Custom shaders

Note

If you haven’t already done so, make sure you’ve completed the steps in Basic before starting this tutorial. This tutorial will be based on SAPIEN assets and rendering.

Setup

For this tutorial, we will start from the following code. Do remember replacing the token with your access token.

import sapien.core as sapien
from sapien.core import Pose
import numpy as np
from PIL import Image, ImageColor
import open3d
from sapien.asset import download_partnet_mobility

my_token = "Your Access Token"
sapien_assets_id = 179
urdf = download_partnet_mobility(sapien_assets_id, token=my_token)

sim = sapien.Engine()
renderer = sapien.VulkanRenderer(False)
sim.set_renderer(renderer)
scene = sim.create_scene()
scene.set_timestep(1 / 60)

scene.set_ambient_light([0.5, 0.5, 0.5])
scene.set_shadow_light([0, 1, -1], [0.5, 0.5, 0.5])
scene.add_point_light([1, 2, 2], [1, 1, 1])
scene.add_point_light([1, -2, 2], [1, 1, 1])
scene.add_point_light([-1, 0, 1], [1, 1, 1])

controller = sapien.VulkanController(renderer)
controller.set_current_scene(scene)
controller.set_free_camera_position(-3, 0, 0)

loader = scene.create_urdf_loader()
loader.fix_root_link = 1
asset = loader.load_kinematic(urdf)
assert asset, "No SAPIEN asset is loaded"

while not controller.is_closed:
    scene.step()
    scene.update_render()
    controller.render()

controller = None
scene = None

Use custom shaders

Vulkan renderer uses the spir-v shader format, which can be compiled from other shader languages. Here we will introduce how to compile glsl shaders and use them in SAPIEN. First download the original shader pack original.zip and unzip.

This renderer uses a deferred shading pipeline with forward transparency pass. Files starting with gbuffer processes opaque geometry to create gbuffer textures. Files starting with deferred computes lighting from the gbuffer textures. Files starting with transparency computes another forward transparency pass after deferred shading. Files starting with axis are for axis drawing in the GUI. Files staring with composite are also for displaying to the GUI window.

To compile glsl to spir-v, you will need a tool called glslc. After installing glslc you just need to run glslc -c * in the shader folder containing glsl files to compile them into spir-v shader files. Now to use the shaders, you just need to set the shader path for the VulkanRenderer immediately after its creation.

renderer = sapien.VulkanRenderer(False)
renderer.set_shader_dir("shader")

Custom shader: world normal

Now let’s try to add the functionality of getting world normal instead of camera space normal. You need to edit the file gbuffer.vert. Change the line objectCoord = pos; as follows.

  // objectCoord = pos;
  objectCoord = normalize(mat3(transpose(inverse(objectUBO.modelMatrix))) * normal);

You can see, previously, we are storing the local coordinates of the object into the shader variable objectCoord. This variable eventually shows up in the custom texture. Now we just change it to show world normal.
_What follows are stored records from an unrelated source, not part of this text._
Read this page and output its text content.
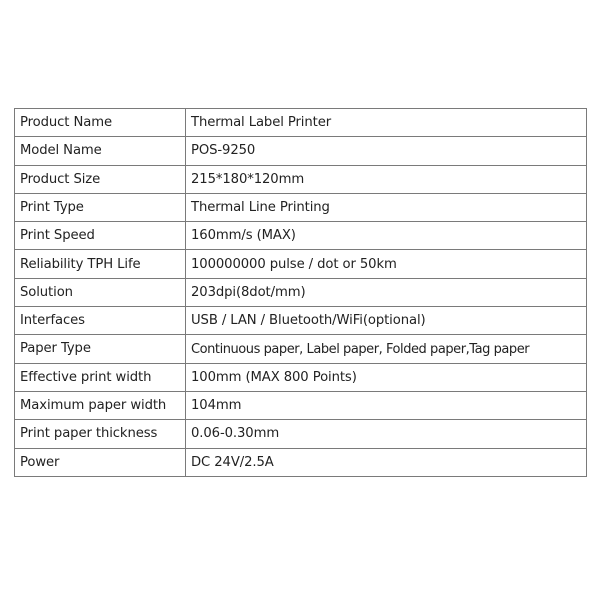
Product Name	Thermal Label Printer
Model Name	POS-9250
Product Size	215*180*120mm
Print Type	Thermal Line Printing
Print Speed	160mm/s (MAX)
Reliability TPH Life	100000000 pulse / dot or 50km
Solution	203dpi(8dot/mm)
Interfaces	USB / LAN / Bluetooth/WiFi(optional)
Paper Type	Continuous paper, Label paper, Folded paper,Tag paper
Effective print width	100mm (MAX 800 Points)
Maximum paper width	104mm
Print paper thickness	0.06-0.30mm
Power	DC 24V/2.5A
Now in the SAPIEN controller GUI, if you switch to the “custom” display mode. You can see world normals on the object. You can compare it with the camera-space normal shown in the “normal” display mode. If you have a mounted camera, you can get this texture by calling camera.get_custom_rgba().

Per-object data

SAPIEN also supports passing per-object constant into the shader. This enables per-object dynamic effects.

First, to pass in custom data, we need to call set_custom_data on an VisualBody. For any Actor, we call get_visual_bodies to get all visual bodies associated with this actor. The function set_custom_data should always send in a list of 16 numbers representing a 4x4 matrix, but you do not have to use it as a matrix.

For example, the following code sends in increasing values from 0 to 1 into every visual body of the loaded articulation.

idx = 0
values = np.linspace(0, 1)

while not controller.is_closed:
    scene.step()
    scene.update_render()
    controller.render()

    for link in asset.get_base_links():
        visual_bodies = link.get_visual_bodies()
        for v in visual_bodies:
            v.set_custom_data([values[idx % len(values)]] + [0] * 15)
    idx += 1

Now let’s adjust the shaders to display some light intensity changes. First we make the following changes to the gbuffer.vert file.

// layout(location = 3) out vec3 objectCoord;
layout(location = 3) out float intensity;

  // objectCoord = pos;
  intensity = objectUBO.userData[0][0];

Here we pass a intensity value from the per-object user data into the fragment shader. Now in fragment shader gbuffer.frag, we modify the albedo computation by

  if (material.hasColorTexture != 0) {
    outAlbedo = texture(colorTexture, inUV) * intensity;
  } else {
    outAlbedo = material.baseColor * intensity;
  }

Now you should see a chair with changing light intensity.